Here's a road map that reveals how two painful seasons could be all Rick Hahn needs to get the South Siders back into the thick of things in the AL Central.
1. Trade Quintana before Opening Day
Hahn struck gold with his Chris Sale and Adam Eaton trades, landing impact bats in Yoan Moncada ('s No. 2 overall prospect) and 20-year-old center fielder Luis Alexander Basabe; possible front-line starters in Lucas Giolito (No. 12), Michael Kopech (No. 16) and Reynaldo Lopez (No. 46), among other pieces.

The White Sox general manager has been discussing Quintana trades nonstop since then, but he hasn't been able to duplicate the Sale/Eaton deals, as the Astros have refused to deal outfielder Kyle Tucker (Pipeline's No. 35 overall prospect) and the Dodgers have said no to all discussions involving Cody Bellinger (No. 13). Hahn is correct that he doesn't have to trade Quintana, but he'd be smart to take the best offer that's been on the table.
2. Add a big-time amateur bat
With the exception of Moncada, the White Sox big acquisitions this offseason were young arms. So with the 11th overall pick in the Draft, they should take one of a few exciting college hitters. Louisville first baseman Brendan McKay ('s seventh-ranked Draft prospect), Virginia first baseman Pavin Smith (No. 14) or Florida catcher J.J. Schwarz (No. 19) are advanced hitters who could be in the Majors in just a couple of years. The White Sox also should be very active at the international signing period -- when 11 of the other 29 teams are facing signing penalties -- targeting top talents like Cuban outfielder Luis Robert.
3. Be aggressive at the Trade Deadline
If they haven't already been traded, Todd Frazier, Player Page for David Robertson and Melky Cabrera could bring a nice return. Ditto recent free-agent signing Derek Holland, if Don Cooper is able to help him develop the consistency he's lacked through his career (62-50 with a 4.35 ERA over 985 innings).
4. Keeping adding kids as the advanced prospects arrive
Next offseason might be the time to consider dealing Abreu and Nate Jones, although only if the deals are right. They could be contributing players on the bounce-back team in 2019. With the roster cleaned out, the White Sox should be able to target positions of need and accumulate options through waiver claims and the signing of Minor League free agents.

The hope is that Carlos Rodon has hit his stride by 2018 and that Tim Anderson and Moncada are establishing themselves as a top up-the-middle combination.
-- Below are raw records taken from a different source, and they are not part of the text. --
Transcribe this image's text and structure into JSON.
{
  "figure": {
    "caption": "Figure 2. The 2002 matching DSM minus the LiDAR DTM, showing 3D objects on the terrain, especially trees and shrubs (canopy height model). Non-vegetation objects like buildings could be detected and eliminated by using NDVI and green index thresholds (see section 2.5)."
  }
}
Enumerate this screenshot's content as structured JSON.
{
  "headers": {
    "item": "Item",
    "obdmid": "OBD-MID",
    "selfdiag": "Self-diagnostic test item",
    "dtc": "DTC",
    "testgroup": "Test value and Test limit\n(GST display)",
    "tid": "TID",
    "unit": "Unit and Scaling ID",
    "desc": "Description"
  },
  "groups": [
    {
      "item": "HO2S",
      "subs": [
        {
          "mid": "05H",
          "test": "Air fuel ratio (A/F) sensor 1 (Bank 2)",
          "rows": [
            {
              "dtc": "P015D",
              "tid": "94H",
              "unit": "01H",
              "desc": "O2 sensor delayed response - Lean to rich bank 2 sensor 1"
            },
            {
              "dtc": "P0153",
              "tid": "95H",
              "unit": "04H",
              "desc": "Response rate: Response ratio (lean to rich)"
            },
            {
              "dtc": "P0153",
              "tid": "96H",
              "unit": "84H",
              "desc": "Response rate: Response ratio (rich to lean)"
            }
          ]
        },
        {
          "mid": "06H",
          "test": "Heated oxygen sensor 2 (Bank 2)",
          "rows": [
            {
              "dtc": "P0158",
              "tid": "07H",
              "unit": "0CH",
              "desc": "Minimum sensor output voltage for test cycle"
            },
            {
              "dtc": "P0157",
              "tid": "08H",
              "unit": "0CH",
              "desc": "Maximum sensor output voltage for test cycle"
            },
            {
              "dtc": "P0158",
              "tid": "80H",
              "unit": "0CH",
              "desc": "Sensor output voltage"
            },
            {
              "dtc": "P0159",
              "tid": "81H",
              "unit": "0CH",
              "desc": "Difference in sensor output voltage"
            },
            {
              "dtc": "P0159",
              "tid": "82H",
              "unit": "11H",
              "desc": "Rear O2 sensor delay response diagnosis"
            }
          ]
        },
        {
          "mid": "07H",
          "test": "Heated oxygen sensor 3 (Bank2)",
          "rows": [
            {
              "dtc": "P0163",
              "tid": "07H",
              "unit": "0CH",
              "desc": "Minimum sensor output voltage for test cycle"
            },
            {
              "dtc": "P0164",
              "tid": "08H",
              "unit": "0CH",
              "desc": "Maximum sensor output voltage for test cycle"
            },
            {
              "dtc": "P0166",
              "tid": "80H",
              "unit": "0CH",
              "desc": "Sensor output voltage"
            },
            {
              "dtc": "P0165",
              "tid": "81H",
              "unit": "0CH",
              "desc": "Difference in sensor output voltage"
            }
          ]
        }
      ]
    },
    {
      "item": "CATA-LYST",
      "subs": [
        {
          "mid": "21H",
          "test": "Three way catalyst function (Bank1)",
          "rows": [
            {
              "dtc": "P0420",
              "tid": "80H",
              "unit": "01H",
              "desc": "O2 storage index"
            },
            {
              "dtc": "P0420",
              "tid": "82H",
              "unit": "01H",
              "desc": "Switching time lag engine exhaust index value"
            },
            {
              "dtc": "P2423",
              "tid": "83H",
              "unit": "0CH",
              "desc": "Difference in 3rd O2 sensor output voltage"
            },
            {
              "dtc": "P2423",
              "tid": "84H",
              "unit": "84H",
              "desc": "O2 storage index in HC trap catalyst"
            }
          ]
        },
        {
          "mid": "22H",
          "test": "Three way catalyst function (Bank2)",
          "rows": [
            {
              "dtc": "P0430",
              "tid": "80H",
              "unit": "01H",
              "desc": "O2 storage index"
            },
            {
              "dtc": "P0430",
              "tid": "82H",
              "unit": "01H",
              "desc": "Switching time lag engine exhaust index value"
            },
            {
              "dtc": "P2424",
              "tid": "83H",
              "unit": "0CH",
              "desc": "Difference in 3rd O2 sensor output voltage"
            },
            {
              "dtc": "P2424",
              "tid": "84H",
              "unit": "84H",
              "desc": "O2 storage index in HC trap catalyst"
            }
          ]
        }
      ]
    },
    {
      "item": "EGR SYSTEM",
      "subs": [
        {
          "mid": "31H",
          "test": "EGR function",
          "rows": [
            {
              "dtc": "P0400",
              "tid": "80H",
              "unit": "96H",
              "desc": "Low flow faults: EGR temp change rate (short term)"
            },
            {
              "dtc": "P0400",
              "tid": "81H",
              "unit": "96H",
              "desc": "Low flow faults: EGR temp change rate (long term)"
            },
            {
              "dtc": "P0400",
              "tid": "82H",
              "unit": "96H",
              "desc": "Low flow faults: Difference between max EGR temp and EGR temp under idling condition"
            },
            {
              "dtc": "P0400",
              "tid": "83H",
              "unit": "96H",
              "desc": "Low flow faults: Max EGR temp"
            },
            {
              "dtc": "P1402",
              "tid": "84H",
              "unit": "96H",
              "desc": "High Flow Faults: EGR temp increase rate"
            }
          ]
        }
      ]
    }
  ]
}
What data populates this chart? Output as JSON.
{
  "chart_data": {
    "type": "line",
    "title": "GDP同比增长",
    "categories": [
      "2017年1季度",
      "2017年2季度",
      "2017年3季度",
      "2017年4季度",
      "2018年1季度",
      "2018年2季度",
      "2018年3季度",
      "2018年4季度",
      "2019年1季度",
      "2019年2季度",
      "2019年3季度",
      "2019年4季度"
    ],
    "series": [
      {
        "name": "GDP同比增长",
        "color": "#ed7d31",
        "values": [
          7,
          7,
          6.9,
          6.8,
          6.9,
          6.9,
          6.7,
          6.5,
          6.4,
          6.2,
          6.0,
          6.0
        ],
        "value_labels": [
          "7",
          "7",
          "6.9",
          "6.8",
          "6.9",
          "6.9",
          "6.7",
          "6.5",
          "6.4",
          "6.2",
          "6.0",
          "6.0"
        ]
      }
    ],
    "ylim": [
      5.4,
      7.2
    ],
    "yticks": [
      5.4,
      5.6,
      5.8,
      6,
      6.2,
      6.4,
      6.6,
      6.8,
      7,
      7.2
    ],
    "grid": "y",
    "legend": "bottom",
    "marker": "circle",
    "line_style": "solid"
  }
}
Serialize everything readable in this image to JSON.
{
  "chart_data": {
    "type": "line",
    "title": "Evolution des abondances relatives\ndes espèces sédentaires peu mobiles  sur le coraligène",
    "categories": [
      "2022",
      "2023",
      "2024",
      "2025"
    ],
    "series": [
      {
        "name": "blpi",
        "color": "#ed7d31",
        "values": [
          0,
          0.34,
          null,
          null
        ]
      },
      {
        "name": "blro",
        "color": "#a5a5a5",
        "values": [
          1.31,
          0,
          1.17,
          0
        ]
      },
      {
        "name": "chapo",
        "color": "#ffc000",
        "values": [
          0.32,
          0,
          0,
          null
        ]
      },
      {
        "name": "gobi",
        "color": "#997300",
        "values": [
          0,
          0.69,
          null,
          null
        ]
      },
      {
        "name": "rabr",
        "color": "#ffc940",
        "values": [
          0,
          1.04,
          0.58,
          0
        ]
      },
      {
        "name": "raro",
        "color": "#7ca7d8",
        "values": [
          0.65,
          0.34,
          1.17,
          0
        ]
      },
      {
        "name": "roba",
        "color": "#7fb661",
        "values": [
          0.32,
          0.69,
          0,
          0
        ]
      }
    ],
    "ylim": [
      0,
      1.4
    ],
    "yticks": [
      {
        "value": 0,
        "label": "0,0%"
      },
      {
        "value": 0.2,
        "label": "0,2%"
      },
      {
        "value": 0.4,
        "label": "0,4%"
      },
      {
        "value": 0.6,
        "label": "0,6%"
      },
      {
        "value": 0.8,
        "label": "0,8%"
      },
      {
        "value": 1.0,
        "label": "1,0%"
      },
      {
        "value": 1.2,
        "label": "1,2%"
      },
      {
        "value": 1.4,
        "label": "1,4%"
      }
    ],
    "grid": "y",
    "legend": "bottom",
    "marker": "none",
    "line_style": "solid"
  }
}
Prospects like reliever Nick Burdi, utility man Nick Delmonico and Adam Engel are earning their spots on a roster that is headed by the young rotation that includes Giolito, Fulmer, Lopez and Kopech.
5. Open up the wallet after 2018
Baseball is two years away from an epic free-agent class. The White Sox should be in great shape to participate heavily, especially if players like Moncada, Giolito, Kopech, Anderson, Rodon, Fulmer and a half-dozen acquired during 2017 and '18 have created a belief that the club is on its way to sustained success.
Manny Machado, Bryce Harper, Clayton Kershaw (assuming he uses his opt-out clause), Zach Britton and Andrew Miller head the class, which could also include Josh Donaldson, Daniel Murphy, Adam Jones, Andrew McCutchen, Hunter Pence and Jean Segura, among dozens of others. Imagine if the White Sox could start to cherry-pick other top free agents, like the Cubs did after they had assembled their young core.
Does this sound like a fever dream? Maybe, but who expected so many of the Red Sox's and Nationals' top prospects to be heading to Glendale, Ariz., for spring camp?
Two fewer wins in 2014 and Benintendi would have been there, too.